Friday, 10/31/2008 10:20:28 AM

Friday, October 31, 2008 10:20:28 AM

Post# of 51429
The question of large, successful companies and pink sheet companies being "debt free" is interesting, and it is worth discussing. Most successful companies, large and small, who have been operating successfully for many years are technically not debt free. They often borrow money regularly, to meet payroll, and for any number of other special, one-time projects. One reason they borrow money, and assume debt, is because they can. Lending institutions lend them money because they have a reasonable expectation that the company will pay off the debt. In a sense, the company has established a "line of credit" over the years, based on their credit history and their continuing operation.

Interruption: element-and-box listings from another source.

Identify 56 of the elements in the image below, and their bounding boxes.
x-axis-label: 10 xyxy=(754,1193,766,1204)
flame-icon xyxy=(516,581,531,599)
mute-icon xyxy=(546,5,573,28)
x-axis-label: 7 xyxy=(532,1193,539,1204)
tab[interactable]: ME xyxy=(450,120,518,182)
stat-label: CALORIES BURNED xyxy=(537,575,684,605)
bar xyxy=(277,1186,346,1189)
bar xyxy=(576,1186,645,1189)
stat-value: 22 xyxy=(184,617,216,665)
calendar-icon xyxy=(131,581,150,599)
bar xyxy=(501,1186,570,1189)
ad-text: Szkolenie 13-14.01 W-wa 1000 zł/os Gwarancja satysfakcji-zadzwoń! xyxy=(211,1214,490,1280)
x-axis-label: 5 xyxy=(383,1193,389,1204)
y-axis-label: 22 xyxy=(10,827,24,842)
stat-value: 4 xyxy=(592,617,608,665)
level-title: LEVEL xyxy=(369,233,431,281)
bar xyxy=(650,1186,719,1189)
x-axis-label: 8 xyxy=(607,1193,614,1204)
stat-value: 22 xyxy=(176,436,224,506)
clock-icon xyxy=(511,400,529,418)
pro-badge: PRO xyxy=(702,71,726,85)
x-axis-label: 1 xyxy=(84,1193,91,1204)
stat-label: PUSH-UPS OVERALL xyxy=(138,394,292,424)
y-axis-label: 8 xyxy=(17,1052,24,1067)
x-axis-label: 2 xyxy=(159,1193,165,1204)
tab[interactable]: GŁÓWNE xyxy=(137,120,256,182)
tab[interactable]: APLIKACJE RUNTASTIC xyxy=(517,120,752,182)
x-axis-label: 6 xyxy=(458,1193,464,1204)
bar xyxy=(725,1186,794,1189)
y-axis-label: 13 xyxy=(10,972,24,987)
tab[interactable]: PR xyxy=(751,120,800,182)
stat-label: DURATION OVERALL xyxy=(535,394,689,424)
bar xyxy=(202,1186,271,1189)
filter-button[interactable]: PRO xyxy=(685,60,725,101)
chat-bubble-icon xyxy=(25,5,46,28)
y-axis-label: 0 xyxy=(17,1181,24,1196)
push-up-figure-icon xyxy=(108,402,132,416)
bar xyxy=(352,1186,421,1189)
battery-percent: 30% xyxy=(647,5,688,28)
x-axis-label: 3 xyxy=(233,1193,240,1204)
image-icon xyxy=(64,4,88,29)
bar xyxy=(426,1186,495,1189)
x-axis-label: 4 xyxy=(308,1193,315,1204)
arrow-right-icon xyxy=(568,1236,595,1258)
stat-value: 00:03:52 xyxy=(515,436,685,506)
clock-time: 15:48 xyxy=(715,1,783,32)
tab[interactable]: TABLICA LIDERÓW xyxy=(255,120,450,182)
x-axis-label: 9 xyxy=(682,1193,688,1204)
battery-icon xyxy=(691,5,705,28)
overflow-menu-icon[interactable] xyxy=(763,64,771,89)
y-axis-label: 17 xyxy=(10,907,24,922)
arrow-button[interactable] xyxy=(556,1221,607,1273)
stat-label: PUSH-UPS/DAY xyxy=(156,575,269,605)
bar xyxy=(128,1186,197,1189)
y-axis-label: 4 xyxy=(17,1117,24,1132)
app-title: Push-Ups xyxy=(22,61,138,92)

A pink sheet company is a different story. A pink sheet company has great difficulty getting debt financing - very few institutions will loan them money. So they opt for equity financing (stock sales)because they have little choice. Therefore, some pink sheet companies are technically debt free, but that alone does not say that the company is doing well. But taking that further, if the company is "debt free", has a positive cash flow, and there are any number of other positive factors that play into the company's operation, then we may have a pink sheet company with true potential. The difficulty is in evaluating all these other "positive factors". That's what we're faced with with Hemi.
I know I'm not telling many of you something you don't already know, but it makes for an interesting discussion.